Platforms like DexCare aggregate and match digital demand with health system capacity across all lines of care, streamline the experience for both patients and providers and maximize resources.

In fact, at my own company Providence, DexCare has enabled service lines to drive new customer acquisition into a single service, capture a much greater amount of downstream revenue and generate a higher per-patient encounter in cost savings.

This digitally-driven approach requires health systems to become more sophisticated in measuring effectiveness. Metrics such as Monthly Active Users (MAU) and the number of patient/customer accounts, also known as Digitally Registered Users (DRU), lend insight into what the customer funnel really looks like. And the development of Return on Marketing Investment (ROMI) models helps business leaders to transform their marketing from an expense into an investment that fuels growth and can be attributed to specific campaigns.
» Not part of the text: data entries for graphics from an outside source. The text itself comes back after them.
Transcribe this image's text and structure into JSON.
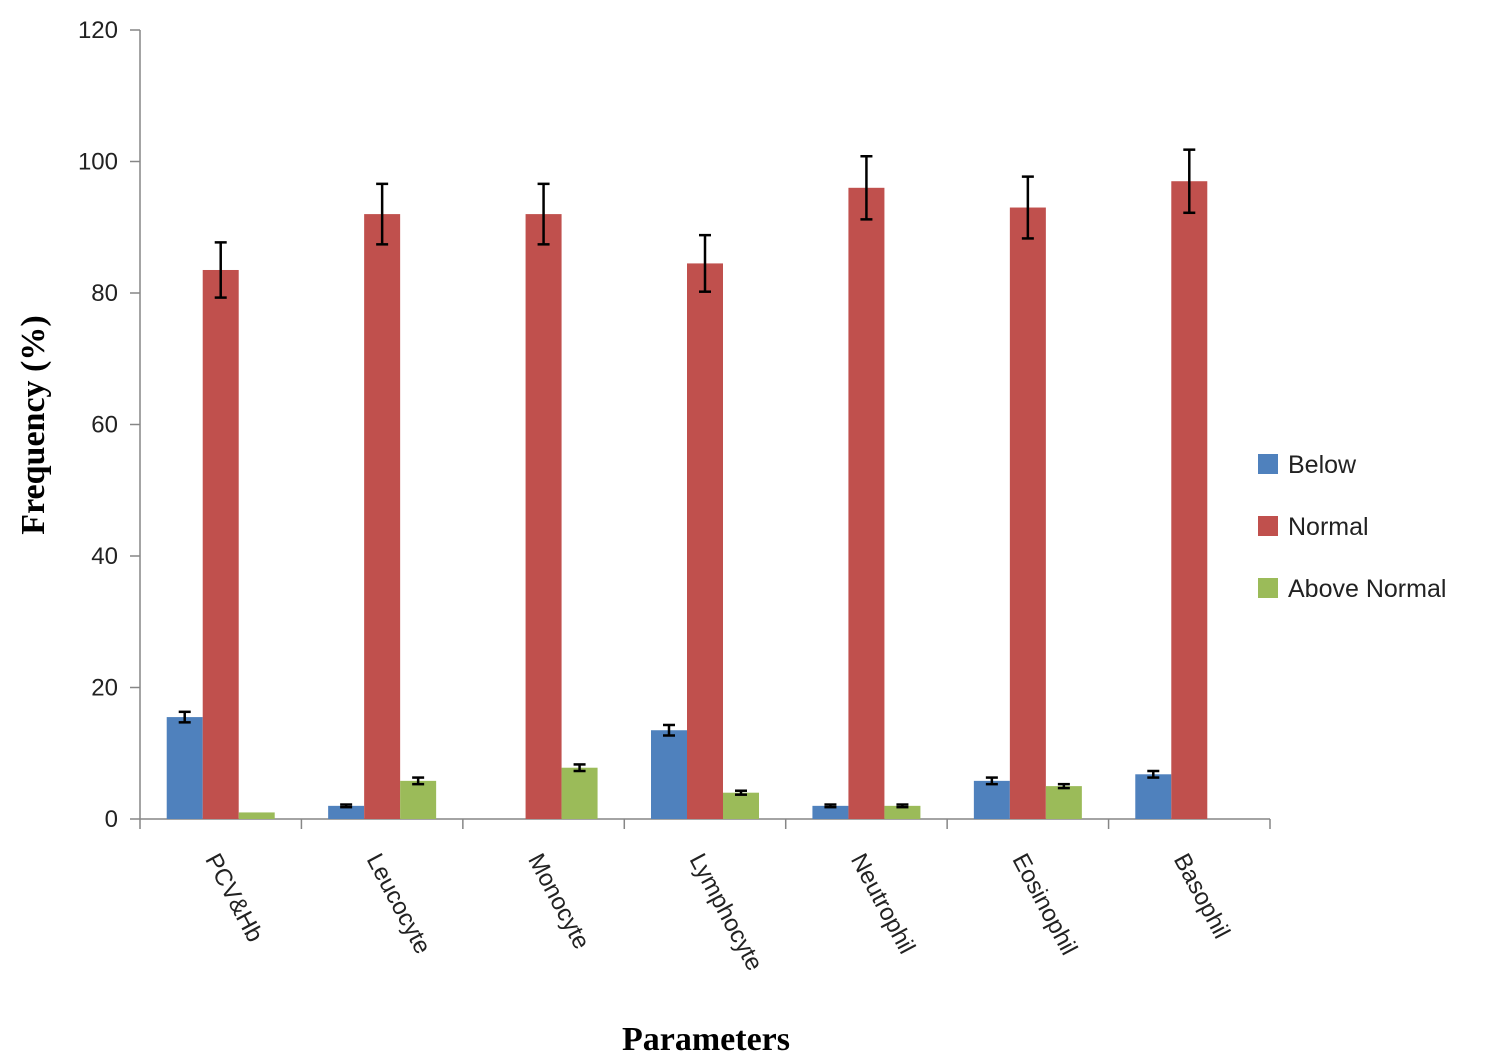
{
  "chart_data": {
    "type": "bar",
    "xlabel": "Parameters",
    "ylabel": "Frequency (%)",
    "ylim": [
      0,
      120
    ],
    "yticks": [
      0,
      20,
      40,
      60,
      80,
      100,
      120
    ],
    "grid": false,
    "legend_position": "right",
    "categories": [
      "PCV&Hb",
      "Leucocyte",
      "Monocyte",
      "Lymphocyte",
      "Neutrophil",
      "Eosinophil",
      "Basophil"
    ],
    "series": [
      {
        "name": "Below",
        "color": "#4f81bd",
        "values": [
          15.5,
          2,
          0,
          13.5,
          2,
          5.8,
          6.8
        ],
        "errors": [
          0.8,
          0.2,
          0,
          0.8,
          0.2,
          0.5,
          0.5
        ]
      },
      {
        "name": "Normal",
        "color": "#c0504d",
        "values": [
          83.5,
          92,
          92,
          84.5,
          96,
          93,
          97
        ],
        "errors": [
          4.2,
          4.6,
          4.6,
          4.3,
          4.8,
          4.7,
          4.8
        ]
      },
      {
        "name": "Above Normal",
        "color": "#9bbb59",
        "values": [
          1,
          5.8,
          7.8,
          4,
          2,
          5,
          0
        ],
        "errors": [
          0,
          0.5,
          0.5,
          0.3,
          0.2,
          0.3,
          0
        ]
      }
    ]
  }
}
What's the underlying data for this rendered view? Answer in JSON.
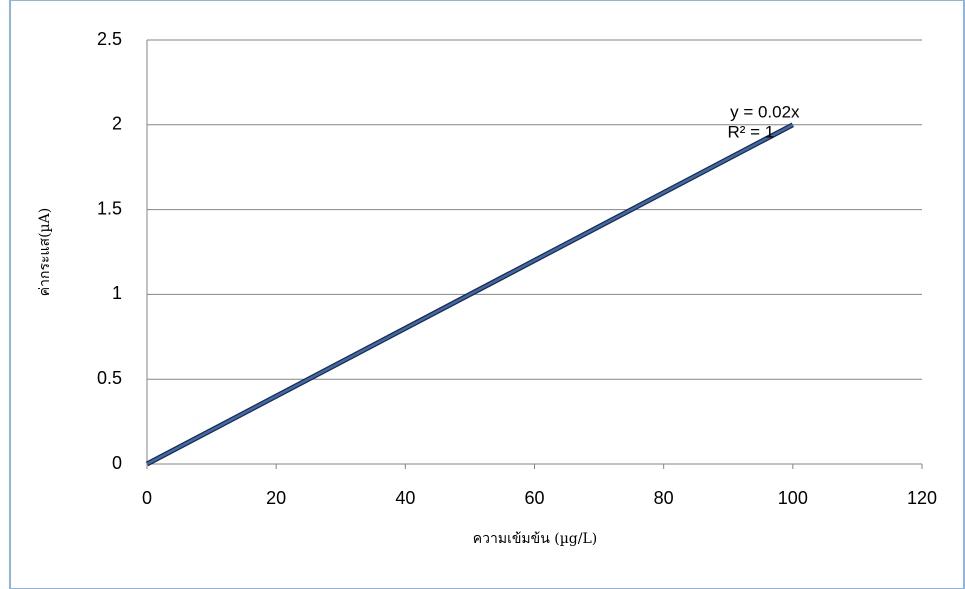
{
  "chart_data": {
    "type": "line",
    "x": [
      0,
      100
    ],
    "values": [
      0,
      2
    ],
    "color": "#3a6ab0",
    "xlim": [
      0,
      120
    ],
    "xticks": [
      0,
      20,
      40,
      60,
      80,
      100,
      120
    ],
    "ylim": [
      0,
      2.5
    ],
    "yticks": [
      0,
      0.5,
      1,
      1.5,
      2,
      2.5
    ],
    "grid": true,
    "xlabel": "ความเข้มข้น (µg/L)",
    "ylabel": "ค่ากระแส(µA)",
    "annotations": [
      "y = 0.02x",
      "R² = 1"
    ]
  }
}
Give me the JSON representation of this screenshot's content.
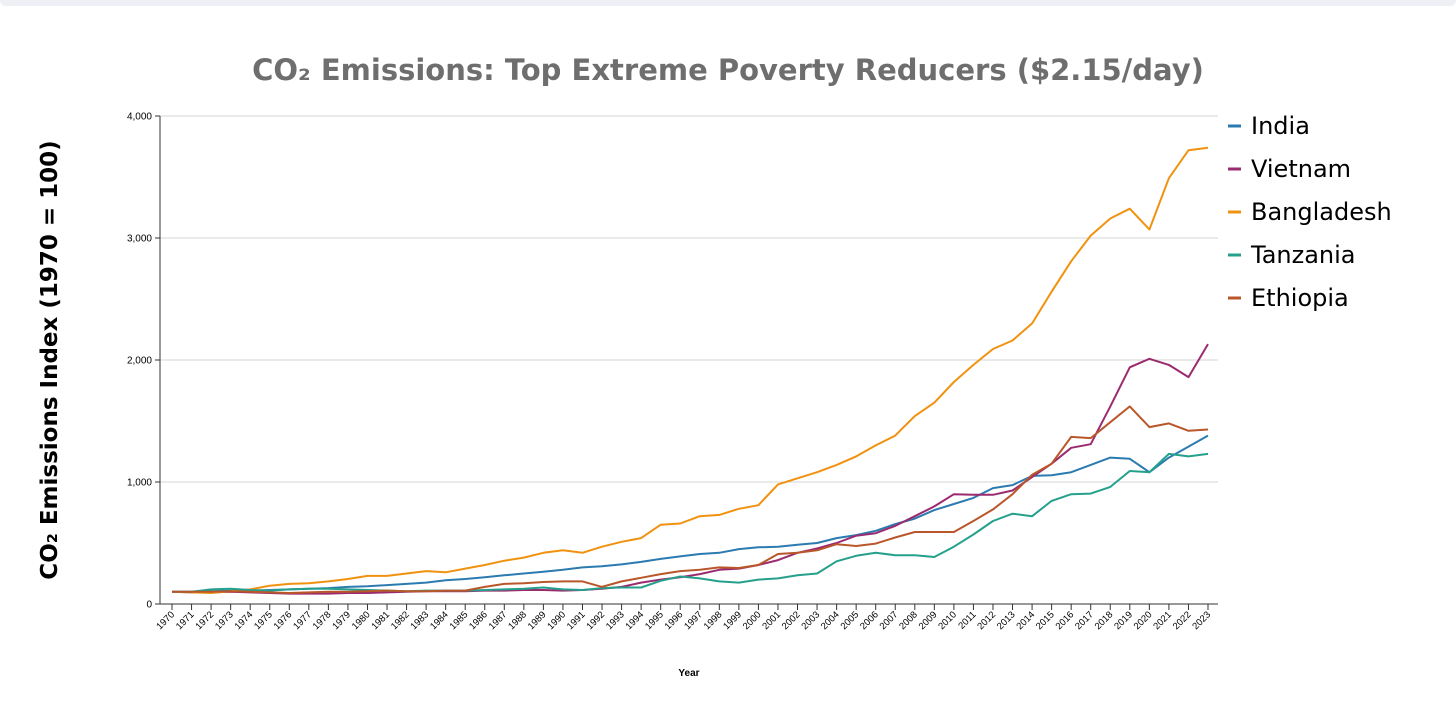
{
  "chart_data": {
    "type": "line",
    "title": "CO₂ Emissions: Top Extreme Poverty Reducers ($2.15/day)",
    "xlabel": "Year",
    "ylabel": "CO₂ Emissions Index (1970 = 100)",
    "ylim": [
      0,
      4000
    ],
    "yticks": [
      0,
      1000,
      2000,
      3000,
      4000
    ],
    "ytick_labels": [
      "0",
      "1,000",
      "2,000",
      "3,000",
      "4,000"
    ],
    "grid": "horizontal",
    "legend_position": "right",
    "x": [
      1970,
      1971,
      1972,
      1973,
      1974,
      1975,
      1976,
      1977,
      1978,
      1979,
      1980,
      1981,
      1982,
      1983,
      1984,
      1985,
      1986,
      1987,
      1988,
      1989,
      1990,
      1991,
      1992,
      1993,
      1994,
      1995,
      1996,
      1997,
      1998,
      1999,
      2000,
      2001,
      2002,
      2003,
      2004,
      2005,
      2006,
      2007,
      2008,
      2009,
      2010,
      2011,
      2012,
      2013,
      2014,
      2015,
      2016,
      2017,
      2018,
      2019,
      2020,
      2021,
      2022,
      2023
    ],
    "series": [
      {
        "name": "India",
        "color": "#2b7bb0",
        "values": [
          100,
          100,
          105,
          108,
          110,
          115,
          120,
          125,
          130,
          140,
          145,
          155,
          165,
          175,
          195,
          205,
          220,
          235,
          250,
          265,
          280,
          300,
          310,
          325,
          345,
          370,
          390,
          410,
          420,
          450,
          465,
          470,
          485,
          500,
          540,
          565,
          600,
          655,
          700,
          770,
          820,
          870,
          950,
          975,
          1050,
          1055,
          1080,
          1140,
          1200,
          1190,
          1080,
          1200,
          1290,
          1380
        ]
      },
      {
        "name": "Vietnam",
        "color": "#9b2b6f",
        "values": [
          100,
          95,
          95,
          100,
          95,
          90,
          85,
          85,
          85,
          90,
          90,
          95,
          100,
          105,
          105,
          105,
          110,
          110,
          115,
          115,
          110,
          115,
          125,
          140,
          175,
          200,
          220,
          245,
          280,
          290,
          320,
          360,
          420,
          455,
          500,
          560,
          580,
          640,
          720,
          800,
          900,
          895,
          895,
          930,
          1040,
          1150,
          1280,
          1310,
          1620,
          1940,
          2010,
          1960,
          1860,
          2130
        ]
      },
      {
        "name": "Bangladesh",
        "color": "#f0920f",
        "values": [
          100,
          95,
          90,
          105,
          120,
          150,
          165,
          170,
          185,
          205,
          230,
          230,
          250,
          270,
          260,
          290,
          320,
          355,
          380,
          420,
          440,
          420,
          470,
          510,
          540,
          650,
          660,
          720,
          730,
          780,
          810,
          980,
          1030,
          1080,
          1140,
          1210,
          1300,
          1380,
          1540,
          1650,
          1820,
          1960,
          2090,
          2160,
          2300,
          2560,
          2810,
          3020,
          3160,
          3240,
          3070,
          3490,
          3720,
          3740
        ]
      },
      {
        "name": "Tanzania",
        "color": "#25a08c",
        "values": [
          100,
          100,
          120,
          125,
          115,
          110,
          120,
          125,
          125,
          120,
          115,
          110,
          105,
          110,
          110,
          110,
          115,
          120,
          125,
          135,
          120,
          115,
          130,
          135,
          135,
          190,
          225,
          210,
          185,
          175,
          200,
          210,
          235,
          250,
          350,
          395,
          420,
          400,
          400,
          385,
          470,
          570,
          680,
          740,
          720,
          845,
          900,
          905,
          960,
          1090,
          1080,
          1230,
          1210,
          1230
        ]
      },
      {
        "name": "Ethiopia",
        "color": "#b9572b",
        "values": [
          100,
          100,
          100,
          105,
          100,
          95,
          90,
          95,
          100,
          100,
          105,
          110,
          105,
          105,
          110,
          110,
          140,
          165,
          170,
          180,
          185,
          185,
          140,
          185,
          215,
          245,
          270,
          280,
          300,
          295,
          320,
          410,
          420,
          440,
          490,
          475,
          495,
          545,
          590,
          590,
          590,
          680,
          775,
          900,
          1060,
          1150,
          1370,
          1360,
          1490,
          1620,
          1450,
          1480,
          1420,
          1430
        ]
      }
    ]
  }
}
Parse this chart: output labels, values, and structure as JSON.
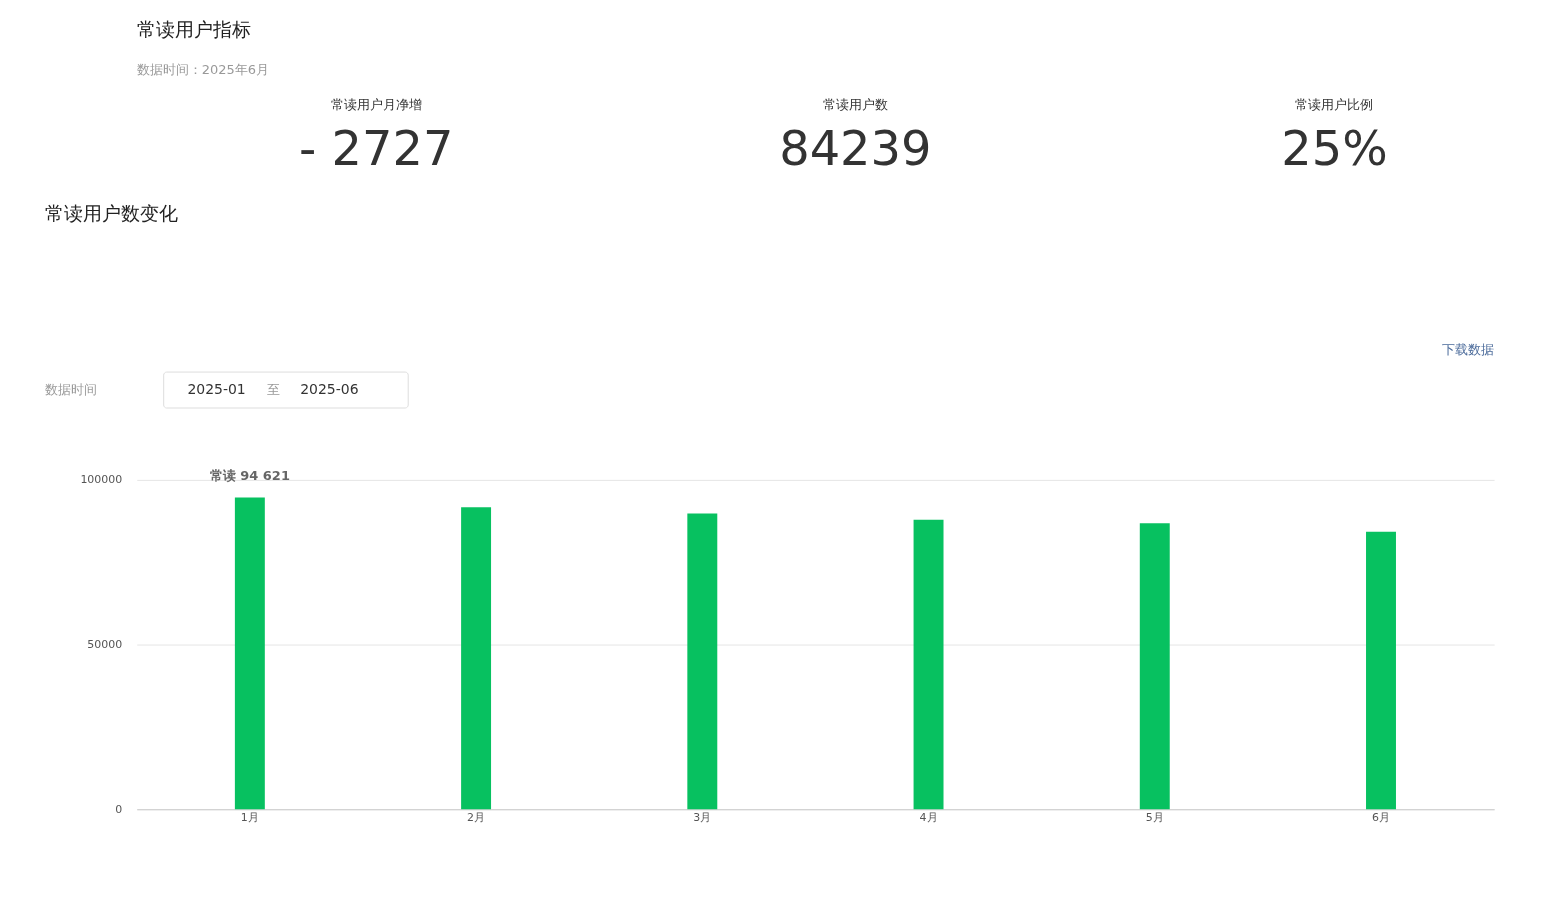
{
  "chart_data": [
    {
      "type": "other",
      "title": "常读用户指标",
      "subtitle": "数据时间：2025年6月",
      "annotations": [
        "常读用户月净增",
        "- 2727",
        "常读用户数",
        "84239",
        "常读用户比例",
        "25%"
      ]
    },
    {
      "type": "bar",
      "title": "常读用户数变化",
      "categories": [
        "1月",
        "2月",
        "3月",
        "4月",
        "5月",
        "6月"
      ],
      "values": [
        94621,
        91700,
        89800,
        87900,
        86800,
        84239
      ],
      "color": "#07c160",
      "ylim": [
        0,
        100000
      ],
      "yticks": [
        0,
        50000,
        100000
      ],
      "grid": "y",
      "annotations": [
        "下载数据",
        "数据时间",
        "2025-01",
        "至",
        "2025-06",
        {
          "text": "常读 94 621",
          "x": "1月",
          "y": 94621
        }
      ]
    }
  ]
}
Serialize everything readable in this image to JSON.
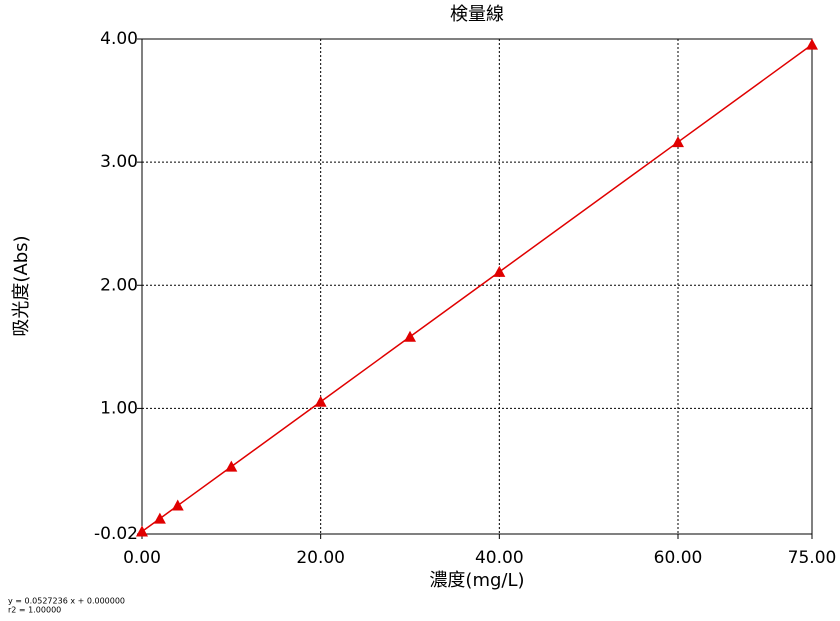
{
  "chart_data": {
    "type": "line",
    "title": "検量線",
    "x_label": "濃度(mg/L)",
    "y_label": "吸光度(Abs)",
    "x": [
      0,
      2,
      4,
      10,
      20,
      30,
      40,
      60,
      75
    ],
    "series": [
      {
        "color": "#e00000",
        "values": [
          0,
          0.105,
          0.211,
          0.527,
          1.054,
          1.582,
          2.109,
          3.163,
          3.954
        ]
      }
    ],
    "xlim": [
      0,
      75
    ],
    "ylim": [
      -0.02,
      4.0
    ],
    "xticks": [
      {
        "value": 0,
        "label": "0.00"
      },
      {
        "value": 20,
        "label": "20.00"
      },
      {
        "value": 40,
        "label": "40.00"
      },
      {
        "value": 60,
        "label": "60.00"
      },
      {
        "value": 75,
        "label": "75.00"
      }
    ],
    "yticks": [
      -0.02,
      {
        "value": 1,
        "label": "1.00"
      },
      {
        "value": 2,
        "label": "2.00"
      },
      {
        "value": 3,
        "label": "3.00"
      },
      {
        "value": 4,
        "label": "4.00"
      }
    ],
    "grid": true,
    "annotations": [
      "y = 0.0527236 x + 0.000000",
      "r2 = 1.00000"
    ]
  }
}
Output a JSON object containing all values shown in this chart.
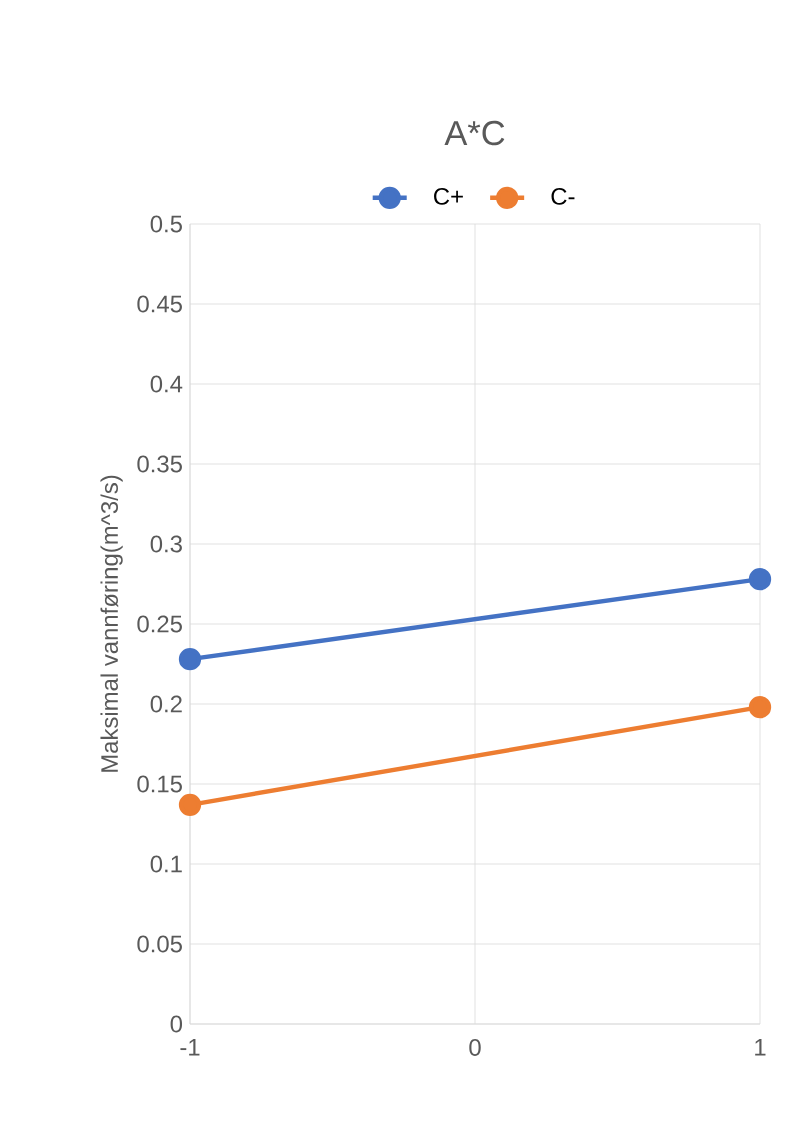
{
  "chart_data": {
    "type": "line",
    "title": "A*C",
    "ylabel": "Maksimal vannføring(m^3/s)",
    "x": [
      -1,
      1
    ],
    "series": [
      {
        "name": "C+",
        "color": "#4472c4",
        "values": [
          0.228,
          0.278
        ]
      },
      {
        "name": "C-",
        "color": "#ed7d31",
        "values": [
          0.137,
          0.198
        ]
      }
    ],
    "xlim": [
      -1,
      1
    ],
    "xticks": [
      -1,
      0,
      1
    ],
    "ylim": [
      0,
      0.5
    ],
    "yticks": [
      0,
      0.05,
      0.1,
      0.15,
      0.2,
      0.25,
      0.3,
      0.35,
      0.4,
      0.45,
      0.5
    ],
    "grid": true,
    "legend": "top",
    "marker": "circle",
    "line_style": "solid"
  }
}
2. It allows for new product enablement.

Health technology companies have experienced aggressive, record-breaking funding over the past few years. There is a tremendous opportunity for health systems to leverage the innovation market and funding by partnering in ways that create entirely new sources of revenue through new product and service enablement.

The healthcare market in the U.S. is incredibly complex and localized. Products and solutions that can support the ecosystem in a flexible way have an advantage. Imagine having a simplified and standardized platform that offers a holistic view of a patient— streamlining the transactions, communications and engagement with patients while also optimizing precious resources and reducing caregiver burnout.

These types of platforms enable health systems to take full advantage of the speed and market investment to drive transformation. Companies whose business model revolves around being a true platform company—taking into account the wide range of operational and business logic of different constituents without forcing organizations into a specific operating model—will win.

That nuanced approach to building commercial products can be a game changer. It’s also why digital innovations developed from inside a health system may be the most valuable overall.

3. It opens up new business models.

Beyond driving customer acquisition and retention, digital transformation carries the power to change the economics of the health system to support new business models that enable growth. Digital not only enables scalable solutions, but it also enables more direct, personalized and meaningful consumer interactions that can deliver greater business impact.

Consider the ability of health systems to segment customers across patient populations, conditions and needs—offering premium services that might guide users both through and between episodes of care. This is an entirely new operating model—one that Amazon’s recent $4 billion acquisition of OneMedical suggests is a mass market opportunity.

Tech-enabled Medicare Advantage models that combine care management and consumer-facing technology tools to enable high-value care delivery at scale demonstrate other examples of how digital opens up new operating models.

Devoted Health has raised over $1 billion and now has nearly 67,000 MA members, more than double its 2021 enrollment. Meanwhile, Clover Health has partnered with Walmart to expand its reach and grow new customers.

A myriad of opportunities exists, from new business models to new direct-to-consumer or direct-to-employer offerings or even new types of insurance companies. All of these digitally-centered models possess the ability to bring meaningful change to the way health systems work.

We can’t talk about growth strategy and digital strategy separately.

Accenture recently determined that when hospitals deliver “superior” customer service, in their patients’ estimation, they see a 50% increase in net margins compared to “average” hospitals. Digital will continue to play a fundamental role in driving and delivering those experiences.

Digital can no longer be viewed as a veneer simply layered upon existing health care solutions. Formalizing digital as an organizational value driver is vital to driving self-disruption of our overall business model—and driving sustainable long-term growth and recovery for our organizations.